Hydrogen has significant promise as a sustainable fuel and manufacturing feedstock but the vast majority is currently produced by reforming natural gas. In order to achieve climate targets, many countries are pushing to develop a hydrogen economy but this will require greener production methods including splitting water with the use of renewable energy. Australia, with its large open spaces and sunny climate has set out a national strategy to build a domestic hydrogen sector and then a world leader in hydrogen production and exports. To help deliver on this ambition, Australia’s state and territories are developing their own strategies. In its own plans, the National Territory said it is ideally placed to become a centre for hydrogen development and production thanks to its close proximity to key importers including Japan and China, and its existing heavy industry and energy infrastructure including the Darwin LNG Plant and Ichthys Onshore LNG Processing Facility.

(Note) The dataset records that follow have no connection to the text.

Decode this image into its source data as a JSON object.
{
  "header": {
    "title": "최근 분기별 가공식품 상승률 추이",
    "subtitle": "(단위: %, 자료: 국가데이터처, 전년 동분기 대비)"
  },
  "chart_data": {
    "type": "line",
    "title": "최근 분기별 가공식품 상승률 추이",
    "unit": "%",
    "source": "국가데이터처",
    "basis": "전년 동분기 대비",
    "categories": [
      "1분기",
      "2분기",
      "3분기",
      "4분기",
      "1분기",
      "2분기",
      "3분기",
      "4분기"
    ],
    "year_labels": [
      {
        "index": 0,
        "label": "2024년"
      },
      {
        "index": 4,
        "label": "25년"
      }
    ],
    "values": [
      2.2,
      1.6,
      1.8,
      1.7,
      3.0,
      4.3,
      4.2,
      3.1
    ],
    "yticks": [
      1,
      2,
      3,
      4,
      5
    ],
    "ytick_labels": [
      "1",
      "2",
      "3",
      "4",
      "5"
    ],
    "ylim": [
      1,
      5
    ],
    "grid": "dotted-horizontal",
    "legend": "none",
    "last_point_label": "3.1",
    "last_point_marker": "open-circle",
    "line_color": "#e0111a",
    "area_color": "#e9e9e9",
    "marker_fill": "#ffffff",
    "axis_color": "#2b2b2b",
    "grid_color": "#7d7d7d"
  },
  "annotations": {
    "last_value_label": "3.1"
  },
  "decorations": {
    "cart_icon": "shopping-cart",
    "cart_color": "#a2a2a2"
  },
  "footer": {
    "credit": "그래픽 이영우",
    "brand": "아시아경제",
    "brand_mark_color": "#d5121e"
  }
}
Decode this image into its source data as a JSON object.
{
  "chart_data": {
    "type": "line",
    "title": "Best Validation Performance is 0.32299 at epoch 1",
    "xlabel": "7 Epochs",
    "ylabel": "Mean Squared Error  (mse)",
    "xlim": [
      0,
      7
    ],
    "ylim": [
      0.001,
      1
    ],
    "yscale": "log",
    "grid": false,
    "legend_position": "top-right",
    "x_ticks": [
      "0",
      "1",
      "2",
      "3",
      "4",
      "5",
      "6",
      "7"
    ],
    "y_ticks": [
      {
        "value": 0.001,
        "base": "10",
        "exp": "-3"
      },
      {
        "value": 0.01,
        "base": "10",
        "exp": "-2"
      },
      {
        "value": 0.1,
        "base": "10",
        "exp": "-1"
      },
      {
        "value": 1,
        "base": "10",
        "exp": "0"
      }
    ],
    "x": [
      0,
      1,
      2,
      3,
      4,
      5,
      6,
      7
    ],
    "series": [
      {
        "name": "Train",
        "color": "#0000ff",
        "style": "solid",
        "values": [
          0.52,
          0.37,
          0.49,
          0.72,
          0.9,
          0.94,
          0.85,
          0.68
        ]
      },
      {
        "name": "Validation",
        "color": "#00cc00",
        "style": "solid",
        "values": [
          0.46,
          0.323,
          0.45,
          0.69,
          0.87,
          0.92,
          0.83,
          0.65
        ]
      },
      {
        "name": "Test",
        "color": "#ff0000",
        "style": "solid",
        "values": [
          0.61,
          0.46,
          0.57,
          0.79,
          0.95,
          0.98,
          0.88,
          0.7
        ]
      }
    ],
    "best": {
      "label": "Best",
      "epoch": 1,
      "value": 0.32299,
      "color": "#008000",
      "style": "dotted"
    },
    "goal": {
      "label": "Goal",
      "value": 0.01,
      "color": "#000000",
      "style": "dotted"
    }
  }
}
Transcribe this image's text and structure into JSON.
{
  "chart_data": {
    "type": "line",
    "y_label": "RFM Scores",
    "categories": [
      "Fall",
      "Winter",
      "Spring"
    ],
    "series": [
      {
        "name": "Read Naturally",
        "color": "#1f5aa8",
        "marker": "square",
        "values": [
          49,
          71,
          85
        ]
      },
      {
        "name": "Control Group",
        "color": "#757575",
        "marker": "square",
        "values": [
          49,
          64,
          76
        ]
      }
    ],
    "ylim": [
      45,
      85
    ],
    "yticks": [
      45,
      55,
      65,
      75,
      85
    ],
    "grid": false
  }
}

ERI Director Professor Suresh Thennadil said a green hydrogen future for the Northern Territory would need comprehensive research and evaluation and the ability to train a workforce with the appropriate skills required to sustain a hydrogen industry.

“There is still a lot of work to do for the NT to become a hydrogen producer for a global energy market that is investing heavily in alternative fuels,” Thennadil said.

Earlier this year, the Federal Government announced funding to support the rollout of eight hydrogen hubs across the country as part of an ambition to position the nation as a major global player in the industry by 2030. Australia’s Commonwealth Scientific and Industrial Research Organisation (CSIRO) has developed an interactive map detailing close to 100 hydrogen projects in development across the country.